As a very long citrus season comes to an end, the grapefruit – once called the ‘turnaround fruit’ – has once again proven a tough nut to crack.
Volumes came in a lot later and at much higher volumes than originally estimated (16.4 million of 17 kg equivalent cartons packed for export, or 279,000 tonnes) and peaked simultaneously with navels, which caused a huge influx of cargo at Durban Harbour, where infrastructure was already straining under the season’s high volumes.
China was a major recipient of South Africa’s grapefruit, exports more than doubling this year to 51,000 tonnes. This was not all good news: in the South African industry some have expressed surprise at some of counts on the Chinese market, like 55s and even 60s.
In June already there were reports of unpopular counts causing blockages in the European market, dragging down the sales tempo and price. At times grapefruit prices have been half of last year’s prices.
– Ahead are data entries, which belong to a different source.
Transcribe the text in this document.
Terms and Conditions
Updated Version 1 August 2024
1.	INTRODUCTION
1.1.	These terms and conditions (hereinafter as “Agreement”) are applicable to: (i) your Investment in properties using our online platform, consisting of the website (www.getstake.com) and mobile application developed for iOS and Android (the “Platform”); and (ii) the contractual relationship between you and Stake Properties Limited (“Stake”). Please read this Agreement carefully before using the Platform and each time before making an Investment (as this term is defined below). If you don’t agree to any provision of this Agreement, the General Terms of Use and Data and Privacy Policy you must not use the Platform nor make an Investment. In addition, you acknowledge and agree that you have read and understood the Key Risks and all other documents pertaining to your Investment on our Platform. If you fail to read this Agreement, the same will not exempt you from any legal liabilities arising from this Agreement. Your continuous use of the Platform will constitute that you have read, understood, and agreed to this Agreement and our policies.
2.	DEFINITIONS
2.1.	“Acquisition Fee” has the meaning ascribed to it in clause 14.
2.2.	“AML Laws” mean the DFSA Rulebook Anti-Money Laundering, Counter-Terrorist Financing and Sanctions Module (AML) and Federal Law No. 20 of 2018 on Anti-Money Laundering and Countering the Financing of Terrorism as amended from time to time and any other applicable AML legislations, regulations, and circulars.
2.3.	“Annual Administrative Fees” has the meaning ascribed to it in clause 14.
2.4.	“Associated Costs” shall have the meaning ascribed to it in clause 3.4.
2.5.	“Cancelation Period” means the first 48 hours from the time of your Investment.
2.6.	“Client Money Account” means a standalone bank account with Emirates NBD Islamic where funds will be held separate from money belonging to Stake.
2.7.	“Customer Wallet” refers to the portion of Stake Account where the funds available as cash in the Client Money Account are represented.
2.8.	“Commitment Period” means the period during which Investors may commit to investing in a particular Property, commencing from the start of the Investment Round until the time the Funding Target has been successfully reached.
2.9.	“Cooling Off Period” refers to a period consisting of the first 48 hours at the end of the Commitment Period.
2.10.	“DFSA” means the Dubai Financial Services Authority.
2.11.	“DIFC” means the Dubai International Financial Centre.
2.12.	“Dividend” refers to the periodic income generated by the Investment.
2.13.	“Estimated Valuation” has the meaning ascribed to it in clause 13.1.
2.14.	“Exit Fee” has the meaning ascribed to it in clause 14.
Were traders taking a chance or was there a pull?
It’s uncertain what led to the explosion in grapefruit to China, FreshPlaza is told, and whether this has been as a result of a pull for the fruit or whether it has been a result of Chinese traders taking orders without necessarily having a market for the fruit. “Chinese traders are gamblers” is a refrain among the South African citrus industry when talking about this year’s grapefruit campaign.
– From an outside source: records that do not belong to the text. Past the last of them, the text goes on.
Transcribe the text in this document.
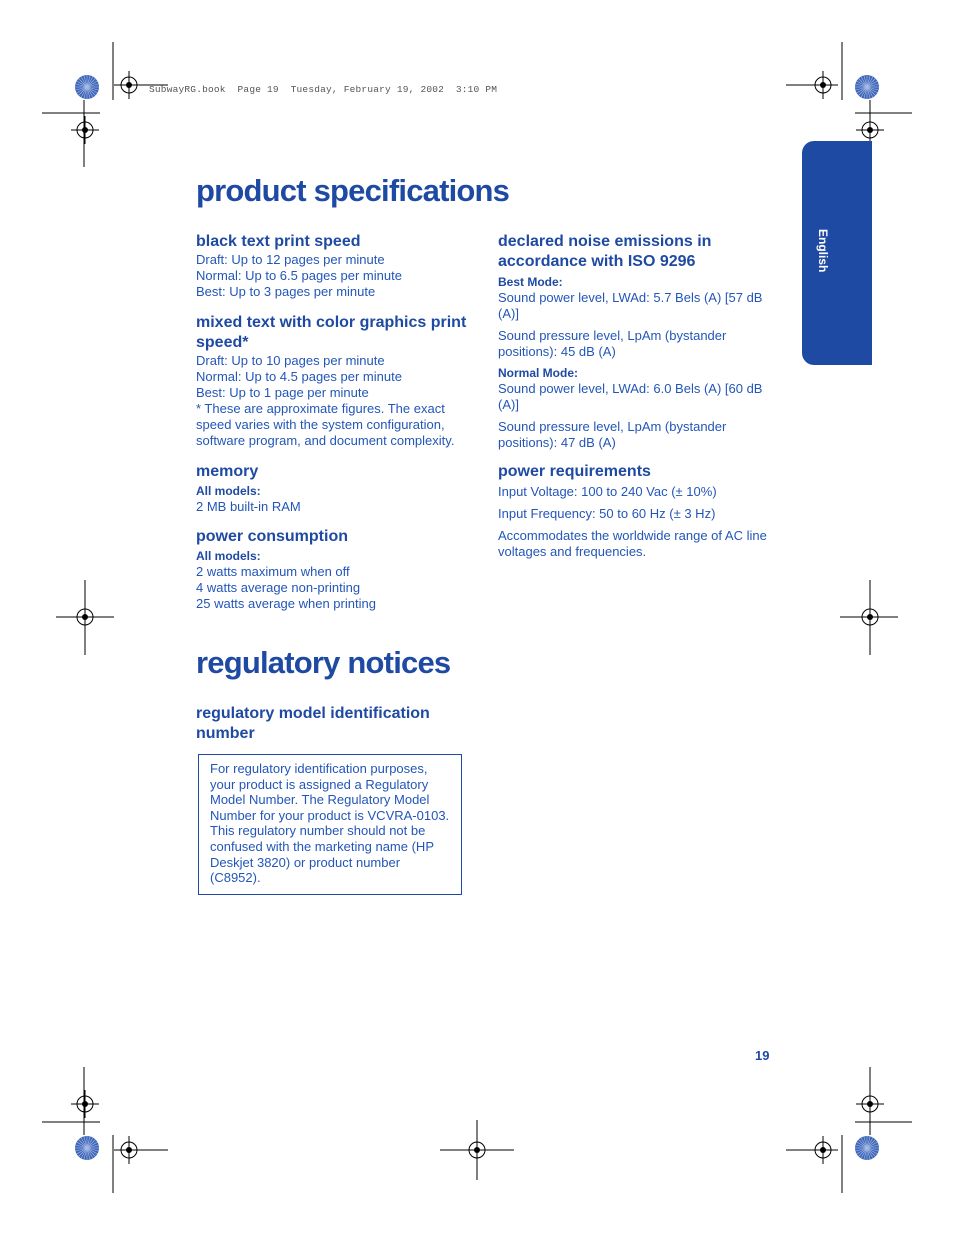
SubwayRG.book  Page 19  Tuesday, February 19, 2002  3:10 PM
English
product specifications

black text print speed

Draft: Up to 12 pages per minute

Normal: Up to 6.5 pages per minute

Best: Up to 3 pages per minute

mixed text with color graphics print

speed*

Draft: Up to 10 pages per minute

Normal: Up to 4.5 pages per minute

Best: Up to 1 page per minute

* These are approximate figures. The exact

speed varies with the system configuration,

software program, and document complexity.

memory

All models:

2 MB built-in RAM

power consumption

All models:

2 watts maximum when off

4 watts average non-printing

25 watts average when printing

declared noise emissions in

accordance with ISO 9296

Best Mode:

Sound power level, LWAd: 5.7 Bels (A) [57 dB

(A)]

Sound pressure level, LpAm (bystander

positions): 45 dB (A)

Normal Mode:

Sound power level, LWAd: 6.0 Bels (A) [60 dB

(A)]

Sound pressure level, LpAm (bystander

positions): 47 dB (A)

power requirements

Input Voltage: 100 to 240 Vac (± 10%)

Input Frequency: 50 to 60 Hz (± 3 Hz)

Accommodates the worldwide range of AC line

voltages and frequencies.

regulatory notices

regulatory model identification

number

For regulatory identification purposes,

your product is assigned a Regulatory

Model Number. The Regulatory Model

Number for your product is VCVRA-0103.

This regulatory number should not be

confused with the marketing name (HP

Deskjet 3820) or product number

(C8952).

19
China has now surpassed Japan as the second largest taker of South African grapefruit after the Netherlands. The final volumes of grapefruit are still arriving in South East Asia.
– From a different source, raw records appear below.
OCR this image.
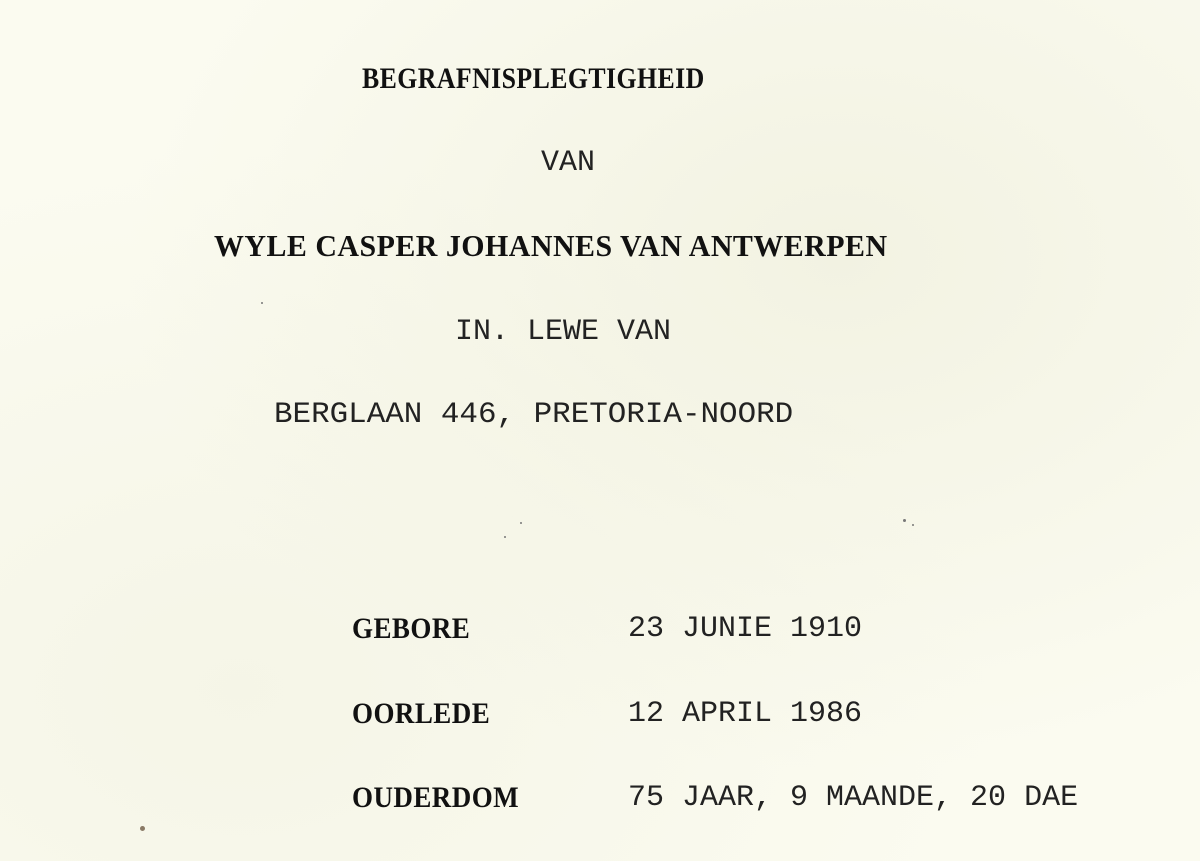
BEGRAFNISPLEGTIGHEID
VAN
WYLE CASPER JOHANNES VAN ANTWERPEN
IN. LEWE VAN
BERGLAAN 446, PRETORIA-NOORD
GEBORE	23 JUNIE 1910
OORLEDE	12 APRIL 1986
OUDERDOM	75 JAAR, 9 MAANDE, 20 DAE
While some in the grapefruit industry aren’t impressed by the small counts that have ended up being exported, they add that it is a free trading environment. The caution exercised during previous seasons was thrown to the wind this year by some exporters, it is said.
South Africa needs new markets
South Africa, the de facto sole grapefruit exporter from the Southern Hemisphere, needs new markets. The USA might take some from the north of South Africa in future (although the past season has shown its sensitivity to oversupply and it already took 4,500 tonnes of Northern Cape grapefruit this year, while Canada takes double that).
India is another one the citrus industry has been working on, although trade received a setback due to a change in the cold protocol in April this year. After more than a decade of successful in-transit cold treatment, India now demands land-based cold treatment on the South African side which is detrimental from a quality and cost point of view.
The Philippines is close to opening for South African citrus, although like all new markets initial volumes will be small.